Chris Potholm, a professor of government at Bowdoin College, said he was one of the 1,468 respondents to the automated poll. Potholm indicated that the poll not only asked about this year’s governor’s and congressional races, but also about the tea party and U.S. Sen. Olympia Snowe’s approval rating.
According to Potholm, the poll asked respondents who they would favor in a match-up between Snowe, whose six-year term expires in 2012, and Chandler Woodcock, the Republican state senator who failed to unseat Gov. John Baldacci in 2006.
“It was like the governor’s race was their excuse to get in your door, and they started asking all these questions about the tea party,” Potholm said. “It really was a strange piece of business.”
Tom Jensen of Public Policy Polling confirmed that the poll addressed the potential of a Snowe-Woodcock primary and the tea party.
Jensen’s already on record saying Snowe could be vulnerable to a well-funded tea party candidate.
After Paul LePage surprised local pundits by winning the Republican primary in June, Jensen wrote on the PPP blog, “Simply put, if a well-funded tea party candidate targets Olympia Snowe in the primary in 2012, I think she’ll lose.

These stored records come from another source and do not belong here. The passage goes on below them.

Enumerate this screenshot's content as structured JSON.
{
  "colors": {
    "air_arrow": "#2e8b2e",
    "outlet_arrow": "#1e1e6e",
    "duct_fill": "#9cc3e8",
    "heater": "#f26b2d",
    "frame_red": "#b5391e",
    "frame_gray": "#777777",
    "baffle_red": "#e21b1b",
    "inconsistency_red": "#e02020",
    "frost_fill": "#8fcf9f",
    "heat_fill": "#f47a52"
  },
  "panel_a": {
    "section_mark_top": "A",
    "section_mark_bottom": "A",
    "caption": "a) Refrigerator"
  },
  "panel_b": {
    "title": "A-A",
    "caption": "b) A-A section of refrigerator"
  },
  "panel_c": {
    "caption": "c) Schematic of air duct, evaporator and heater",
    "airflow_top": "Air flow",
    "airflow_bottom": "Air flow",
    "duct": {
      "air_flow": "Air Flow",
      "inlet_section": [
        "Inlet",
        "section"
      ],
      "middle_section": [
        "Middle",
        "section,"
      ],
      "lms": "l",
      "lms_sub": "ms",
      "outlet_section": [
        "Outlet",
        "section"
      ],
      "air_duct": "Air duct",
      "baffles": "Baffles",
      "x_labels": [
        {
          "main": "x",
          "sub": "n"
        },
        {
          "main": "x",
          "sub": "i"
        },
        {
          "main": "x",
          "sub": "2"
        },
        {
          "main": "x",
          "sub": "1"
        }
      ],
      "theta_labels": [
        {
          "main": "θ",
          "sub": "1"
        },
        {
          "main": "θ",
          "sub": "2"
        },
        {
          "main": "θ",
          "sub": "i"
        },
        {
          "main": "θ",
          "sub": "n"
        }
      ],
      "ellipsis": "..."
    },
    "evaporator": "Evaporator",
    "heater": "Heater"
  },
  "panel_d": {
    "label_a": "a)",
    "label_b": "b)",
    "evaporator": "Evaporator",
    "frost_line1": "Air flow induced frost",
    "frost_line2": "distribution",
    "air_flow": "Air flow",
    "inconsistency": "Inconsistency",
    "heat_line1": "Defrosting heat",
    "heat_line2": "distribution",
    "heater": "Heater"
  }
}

Her best path to reelection is probably switching to being an independent, ala Jim Jeffords, but going about the party switch in a more principled way than Arlen Specter and Charlie Crist.”
Grumbling from the far right about Snowe’s moderate leanings isn’t new. Ditto U.S. Susan Collins, R-Maine. However, after tea party candidates bumped off mainstream Republicans during the summer’s primaries, the grumbling is rising to a low din.

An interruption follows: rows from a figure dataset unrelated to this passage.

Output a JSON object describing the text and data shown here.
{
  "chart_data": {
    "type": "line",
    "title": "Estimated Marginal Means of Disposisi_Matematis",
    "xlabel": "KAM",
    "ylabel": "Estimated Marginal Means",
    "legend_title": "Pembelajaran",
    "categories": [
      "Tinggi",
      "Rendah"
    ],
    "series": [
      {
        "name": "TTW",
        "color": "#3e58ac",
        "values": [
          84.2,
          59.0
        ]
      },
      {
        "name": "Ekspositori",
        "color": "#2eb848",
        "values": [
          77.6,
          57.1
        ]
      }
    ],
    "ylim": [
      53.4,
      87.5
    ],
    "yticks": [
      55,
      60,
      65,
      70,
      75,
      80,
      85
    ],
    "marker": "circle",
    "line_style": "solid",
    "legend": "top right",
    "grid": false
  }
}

Election Day will likely determine whether the Republican alliance with tea party candidates is a winning one. If it is, it’ll be interesting to see if the state GOP begins targeting so-called RINOs (Republicans In Name Only), even if it means jeopardizing the moderate vote that has long buoyed Collins and Snowe.
Moderation tested
File under suggested reading: Last month The New Yorker’s George Packer took an in-depth — and by in-depth we also mean long — look at the apparent dysfunction in the U.S. Senate.
Maine’s Republican senators receive several mentions in Packer’s piece, which examines GOP attempts to block President Obama’s agenda through hard-line opposition.
The result appears to be a double-edged sword for Collins and Snowe. Because Democrats have often sought their support to achieve the 60-vote majority to thwart GOP filibusters, the senators’ D.C. influence has never been higher.
But, according to Packer, that power has resulted in enormous pressure from Republicans.
The report highlights Snowe’s vote on the national health care bill. Some might remember that Snowe originally supported the bill that emerged from the Finance Committee, but later voted against the version that went before the Senate.
Snowe later said the Obama Administration didn’t involve her in negotiations on the final bill. However, an unnamed “friend” of Snowe’s told Packer that the senator was also cornered by Sens. Jon Kyl, the Republican whip from Arizona, and Minority Leader Mitch McConnell of Kentucky.
Said the friend: “Kyl and McConnell were saying things like ‘You just can’t let us down, we’re all in this together. You’re a senior Republican member of this caucus, and you just have to hang tough with us. We expect it, and you’re going to do it.’ ”
Read more online. Search “George Packer” and “empty chamber.”
Hey, what’s-your-face
“Dear FirstName,”
That’s how an e-mail from the campaign of U.S. Rep. Chellie Pingree, D-Maine, was addressed last week. The e-mail was appealing for volunteers.
On the bright side, the boo-boo might prepare recruits for long nights of toiling in anonymity.